Any help (hints) would be appreciated
EDIT: I think I've seen something that will be important in solving the problem, but I'm still stuck for some cases of $ n $.
The basic idea is to group the $ r $ amd $ n-r $ terms, since$ \cos \frac {r\pi}{n} = -\cos \frac {n-r\pi}{n}$. Using $ (a-b)(a+b) = a^2 - b^2$, we can reduce the product term to
$$ \prod_{r=1}^{\frac {n-1}{2}} (z^4 -2z^2\cos \frac {2r\pi}{n} + 1) $$ for odd $ n $, and
$$ (z^2+1)\prod_{r=1}^{\frac {n-2}{2}} (z^4 -2z^2\cos \frac {2r\pi}{n} + 1) $$ for even $ n $
My intuition now is to continue reducing the product term in this manner until we are left with one or two terms which we can show, when multiplied with $ z^2-1$, equals the left hand side. However, we clearly meet a problem whenever $n$ has an odd factor, since you can't group the terms $ \cos \frac {2r\pi}{n} $ when $ n $ is odd. In effect, then, I have proven the identity for $ n=2^a $, $ a $ being some positive integer. So how do I proceed when $n $ is odd or has an odd factor?

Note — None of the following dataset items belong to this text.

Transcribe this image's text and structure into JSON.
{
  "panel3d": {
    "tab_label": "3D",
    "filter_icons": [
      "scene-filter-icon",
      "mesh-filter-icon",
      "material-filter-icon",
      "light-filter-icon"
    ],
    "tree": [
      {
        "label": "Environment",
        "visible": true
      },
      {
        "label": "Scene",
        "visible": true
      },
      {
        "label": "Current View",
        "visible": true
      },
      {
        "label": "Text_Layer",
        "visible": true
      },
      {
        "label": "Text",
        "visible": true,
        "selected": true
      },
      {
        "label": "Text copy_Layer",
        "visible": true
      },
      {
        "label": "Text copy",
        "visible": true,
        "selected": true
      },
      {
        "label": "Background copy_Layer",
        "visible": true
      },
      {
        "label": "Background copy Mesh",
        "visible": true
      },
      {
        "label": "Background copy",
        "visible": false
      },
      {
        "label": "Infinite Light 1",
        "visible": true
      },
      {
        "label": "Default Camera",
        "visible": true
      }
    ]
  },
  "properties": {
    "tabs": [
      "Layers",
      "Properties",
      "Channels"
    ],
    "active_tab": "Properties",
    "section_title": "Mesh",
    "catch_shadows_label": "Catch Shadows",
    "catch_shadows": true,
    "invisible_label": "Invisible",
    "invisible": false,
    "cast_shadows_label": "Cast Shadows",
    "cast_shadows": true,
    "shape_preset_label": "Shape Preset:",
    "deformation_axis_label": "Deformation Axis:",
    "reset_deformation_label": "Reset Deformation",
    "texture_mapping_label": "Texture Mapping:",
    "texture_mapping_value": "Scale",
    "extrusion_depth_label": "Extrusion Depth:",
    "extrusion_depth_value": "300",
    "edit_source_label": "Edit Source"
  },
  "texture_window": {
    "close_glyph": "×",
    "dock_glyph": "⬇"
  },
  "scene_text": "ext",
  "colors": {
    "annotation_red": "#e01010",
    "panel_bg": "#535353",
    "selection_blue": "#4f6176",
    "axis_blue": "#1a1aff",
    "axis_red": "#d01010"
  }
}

Call your LHS $f(z)$ and the RHS $g(z)$, both of which are polynomials of degree $2n$ in $z$. You are required to prove these two polynials agree on all complex numbers of modulus 1; this means the polynomial $f(z)-g(z)$ has all numbers of modulus 1 as its roots; this forces $f(z)\equiv g(z)$.

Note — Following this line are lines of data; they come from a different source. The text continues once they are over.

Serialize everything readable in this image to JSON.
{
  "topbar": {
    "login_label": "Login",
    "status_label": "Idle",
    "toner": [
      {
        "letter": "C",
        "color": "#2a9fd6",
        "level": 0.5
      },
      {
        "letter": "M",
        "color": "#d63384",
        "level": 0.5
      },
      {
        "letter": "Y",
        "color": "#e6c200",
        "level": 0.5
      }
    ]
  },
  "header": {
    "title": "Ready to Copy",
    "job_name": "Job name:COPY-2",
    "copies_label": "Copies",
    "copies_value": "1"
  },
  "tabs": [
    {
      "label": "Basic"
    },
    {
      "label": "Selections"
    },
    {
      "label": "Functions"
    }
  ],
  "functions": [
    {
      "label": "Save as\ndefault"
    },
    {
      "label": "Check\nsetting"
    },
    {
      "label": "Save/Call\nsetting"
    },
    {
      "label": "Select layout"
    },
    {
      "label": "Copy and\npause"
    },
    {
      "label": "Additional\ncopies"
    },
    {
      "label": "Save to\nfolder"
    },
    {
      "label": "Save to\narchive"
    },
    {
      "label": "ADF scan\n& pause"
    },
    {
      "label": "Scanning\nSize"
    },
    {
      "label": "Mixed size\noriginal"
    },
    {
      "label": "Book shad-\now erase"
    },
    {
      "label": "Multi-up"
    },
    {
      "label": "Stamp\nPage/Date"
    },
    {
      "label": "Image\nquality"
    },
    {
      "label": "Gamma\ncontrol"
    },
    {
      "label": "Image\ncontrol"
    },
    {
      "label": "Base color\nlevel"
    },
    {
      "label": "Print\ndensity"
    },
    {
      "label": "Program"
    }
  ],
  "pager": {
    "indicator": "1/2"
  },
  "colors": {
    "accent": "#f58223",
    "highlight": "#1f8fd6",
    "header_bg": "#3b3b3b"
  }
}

For this purpose it suffices to show both $f(z)$ and $g(z)$ have the same set of roots (they are already normalized, that is highest coefficient is 1). For $f(z)$ all $2n$-th roots of unity are the roots. In the rhs you have its factorization into quadratics with the roots grouped in pairs of reciprocals; $(e^{2\pi ir/2n},\ r=0,1,\dots 2n-1$ being the roots).